Настойчивость командира девушку или женщину в старом мужском зипуне, совсем смутила. Она вырвала руку и выбежала в сени, где расплакалась.
– Проклятье! – выругался Барков.
– Товарищ капитан, разрешите мне с ней поговорить? – обратился Бабенко, рукавом гимнастёрки вытерев жирные от тушёнки губы.
Барков махнул рукой в знак согласия.
– Камышев, за мной, – скомандовал пулемётчик, – будешь тыл прикрывать.
– Чего прикрывать? – не понял радист.
– Тыл, если по-военному, корму, если по-морскому, а если по-русски, задницу! – с улыбкой проинструктировал Бабенко.
– План такой, – шёпотом, заговорщицки стал излагать разведчик, заведя добровольца в холодную. – Подходим к ней тихо, чтобы не сбежала. Кричать, сам понимаешь, она не может. С начала ты её для меня подержишь, потом я для тебя. Усёк, студент?

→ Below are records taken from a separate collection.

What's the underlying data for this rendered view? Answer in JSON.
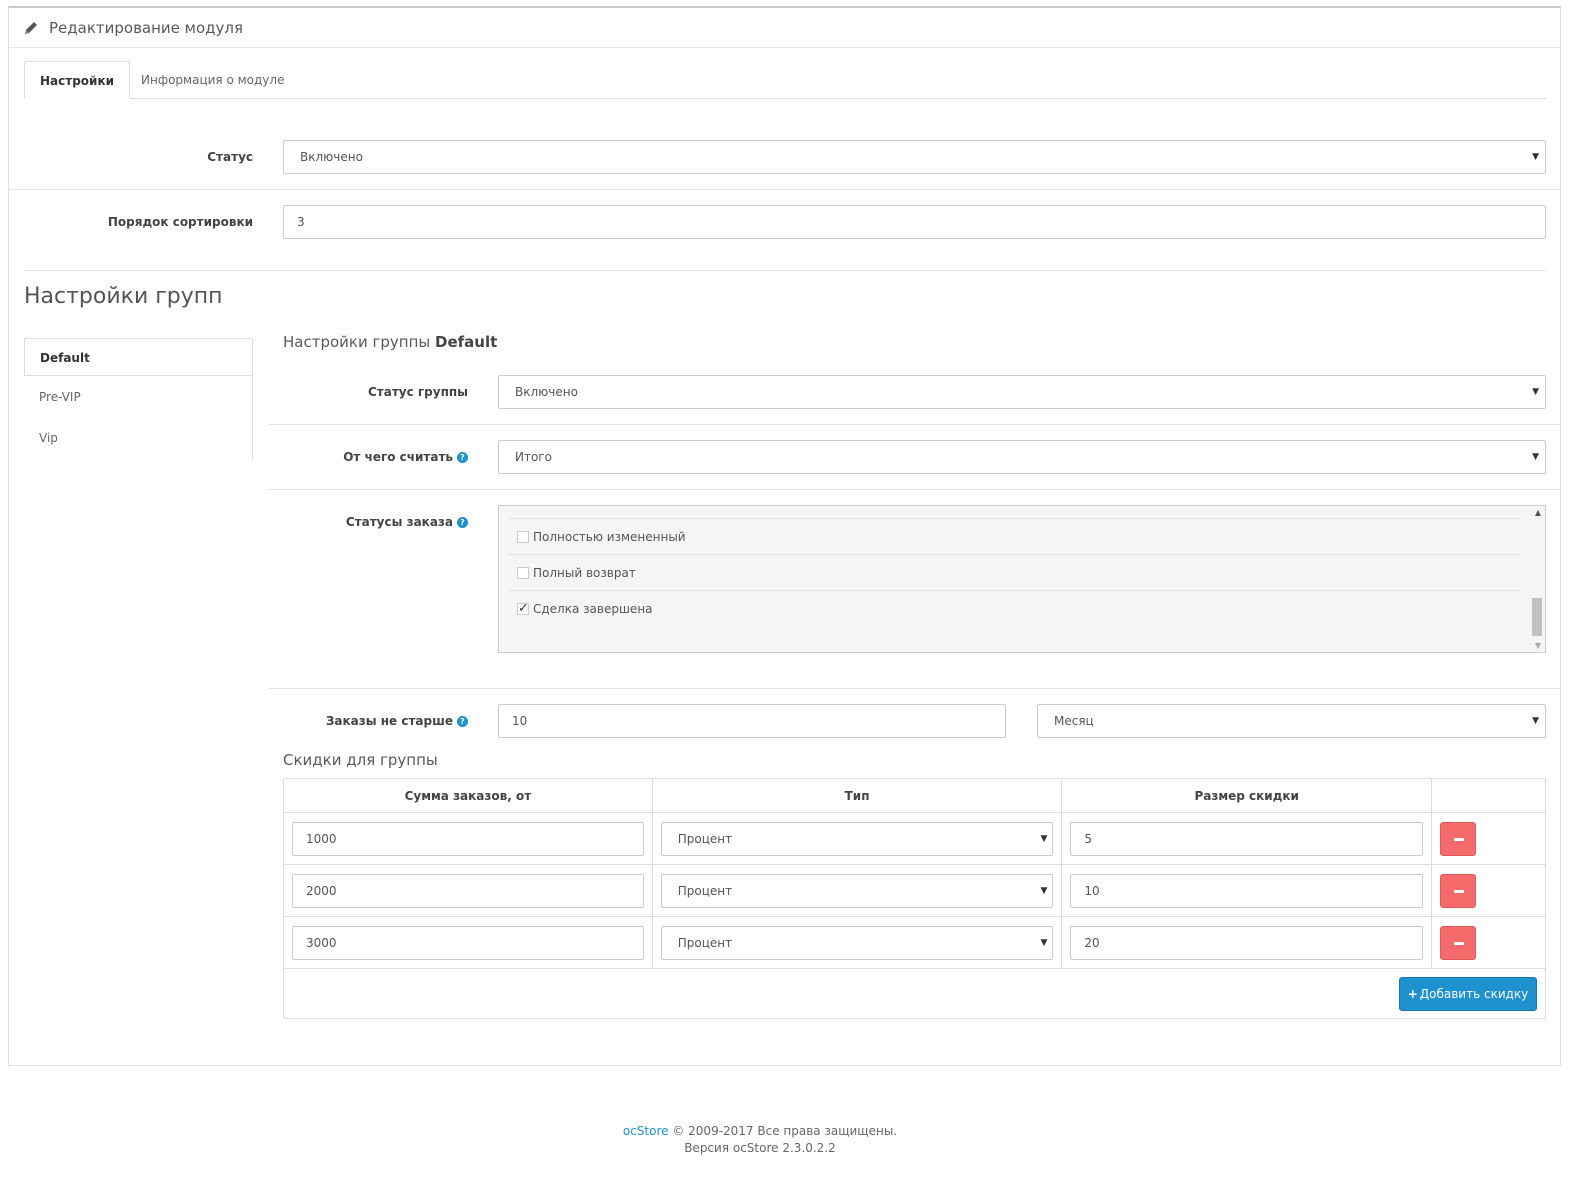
{
  "header": {
    "title": "Редактирование модуля",
    "icon": "pencil-icon"
  },
  "tabs": [
    {
      "label": "Настройки",
      "active": true
    },
    {
      "label": "Информация о модуле",
      "active": false
    }
  ],
  "form": {
    "status_label": "Статус",
    "status_value": "Включено",
    "sort_label": "Порядок сортировки",
    "sort_value": "3"
  },
  "groups": {
    "heading": "Настройки групп",
    "nav": [
      "Default",
      "Pre-VIP",
      "Vip"
    ],
    "active": "Default"
  },
  "group_settings": {
    "heading_prefix": "Настройки группы",
    "heading_name": "Default",
    "group_status_label": "Статус группы",
    "group_status_value": "Включено",
    "calc_from_label": "От чего считать",
    "calc_from_value": "Итого",
    "order_statuses_label": "Статусы заказа",
    "order_statuses": [
      {
        "label": "Полностью измененный",
        "checked": false
      },
      {
        "label": "Полный возврат",
        "checked": false
      },
      {
        "label": "Сделка завершена",
        "checked": true
      }
    ],
    "orders_age_label": "Заказы не старше",
    "orders_age_value": "10",
    "orders_age_unit": "Месяц"
  },
  "discounts": {
    "title": "Скидки для группы",
    "columns": [
      "Сумма заказов, от",
      "Тип",
      "Размер скидки"
    ],
    "rows": [
      {
        "amount": "1000",
        "type": "Процент",
        "size": "5"
      },
      {
        "amount": "2000",
        "type": "Процент",
        "size": "10"
      },
      {
        "amount": "3000",
        "type": "Процент",
        "size": "20"
      }
    ],
    "add_button": "Добавить скидку"
  },
  "footer": {
    "brand": "ocStore",
    "copyright": "© 2009-2017 Все права защищены.",
    "version": "Версия ocStore 2.3.0.2.2"
  },
  "colors": {
    "primary": "#1e91cf",
    "danger": "#f56b6b"
  }
}
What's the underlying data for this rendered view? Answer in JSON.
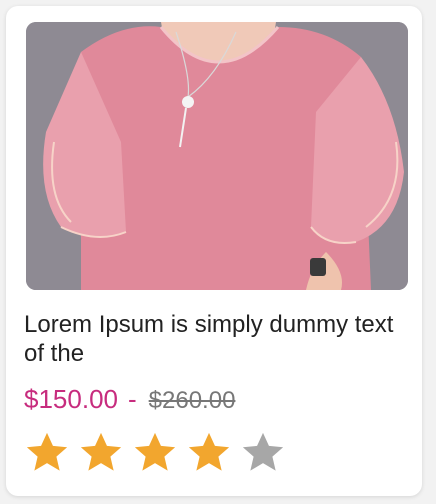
{
  "product": {
    "title": "Lorem Ipsum is simply  dummy text of the",
    "price": "$150.00",
    "separator": "-",
    "original_price": "$260.00",
    "image_icon": "pink-ruffle-blouse-photo",
    "rating": {
      "value": 4,
      "max": 5,
      "filled_color": "#f2a62e",
      "empty_color": "#a7a7a7"
    }
  },
  "colors": {
    "price": "#c72c7e",
    "old_price": "#777777",
    "title": "#222222"
  }
}
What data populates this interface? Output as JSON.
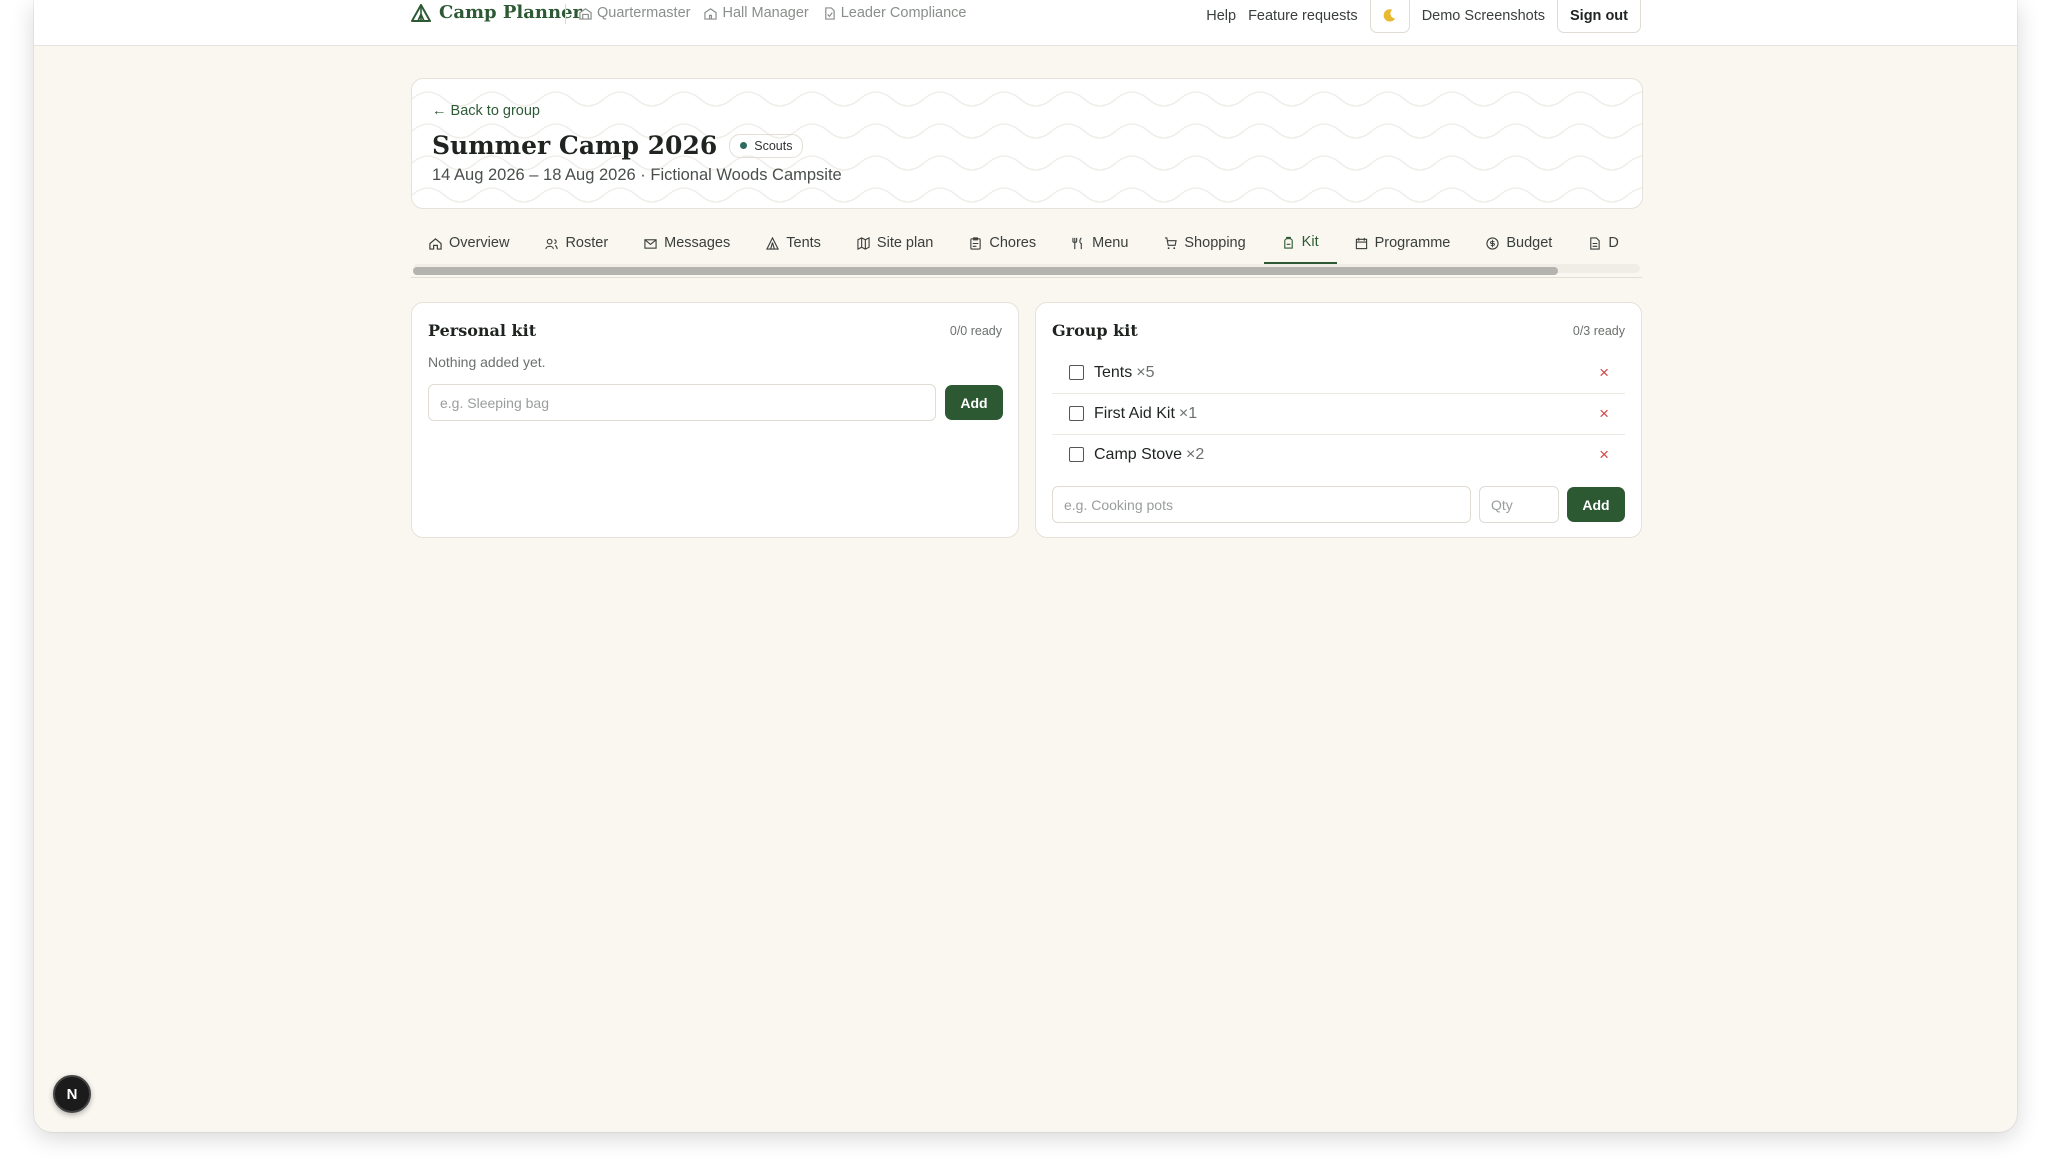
{
  "topbar": {
    "app_name": "Camp Planner",
    "nav_links": [
      "Quartermaster",
      "Hall Manager",
      "Leader Compliance"
    ],
    "help": "Help",
    "feature_requests": "Feature requests",
    "theme_icon": "moon-icon",
    "user": "Demo Screenshots",
    "sign_out": "Sign out"
  },
  "event": {
    "back": "← Back to group",
    "title": "Summer Camp 2026",
    "badge": "Scouts",
    "subtitle": "14 Aug 2026 – 18 Aug 2026 · Fictional Woods Campsite"
  },
  "tabs": [
    {
      "label": "Overview",
      "icon": "home-icon"
    },
    {
      "label": "Roster",
      "icon": "users-icon"
    },
    {
      "label": "Messages",
      "icon": "mail-icon"
    },
    {
      "label": "Tents",
      "icon": "tent-icon"
    },
    {
      "label": "Site plan",
      "icon": "map-icon"
    },
    {
      "label": "Chores",
      "icon": "clipboard-icon"
    },
    {
      "label": "Menu",
      "icon": "utensils-icon"
    },
    {
      "label": "Shopping",
      "icon": "cart-icon"
    },
    {
      "label": "Kit",
      "icon": "backpack-icon",
      "active": true
    },
    {
      "label": "Programme",
      "icon": "calendar-icon"
    },
    {
      "label": "Budget",
      "icon": "coin-icon"
    },
    {
      "label": "D",
      "icon": "document-icon"
    }
  ],
  "personal_kit": {
    "title": "Personal kit",
    "count": "0/0 ready",
    "empty": "Nothing added yet.",
    "placeholder": "e.g. Sleeping bag",
    "add": "Add"
  },
  "group_kit": {
    "title": "Group kit",
    "count": "0/3 ready",
    "items": [
      {
        "name": "Tents",
        "qty": "×5"
      },
      {
        "name": "First Aid Kit",
        "qty": "×1"
      },
      {
        "name": "Camp Stove",
        "qty": "×2"
      }
    ],
    "remove": "×",
    "placeholder": "e.g. Cooking pots",
    "qty_placeholder": "Qty",
    "add": "Add"
  },
  "dev_badge": "N",
  "colors": {
    "accent": "#2c5832",
    "background": "#faf6f0",
    "danger": "#d64545"
  }
}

Бабенко рассудил, что московская обходительность и юность Камышева произведут на хозяйку дома должное впечатление, и это поможет быстрее уладить дело.
Смысл слов разведчика долго доходил до радиста так, как будто они переговаривались, не стоя друг к другу вплотную, а, как минимум, с разных берегов Днепра. Наконец, когда новобранец понял, на что его толкает этот подлый красноармеец, он попытался предупредить остальных.
– Товарищ капитан, – хотел было позвать Камышев, но тут же рухнул на пол, не успев открыть рта, и потерял сознание.
Разведчик вырубил радиста одним точным ударом по подбородку почти без замаха. При падении с бывшего студента слетели очки, и Бабенко неосторожно раздавил их сапогом на следующем шаге, выходя из комнаты.
– Вот дурень! Завтра умирать, а он бабу немую пожалел, – тихо обронил он, задвинув дверь в холодную на засов с внешней стороны и отправившись на поиск хозяйки.
В доме он её не нашёл, поэтому лениво поплёлся на двор, где вместо собаки сторожил Чингис.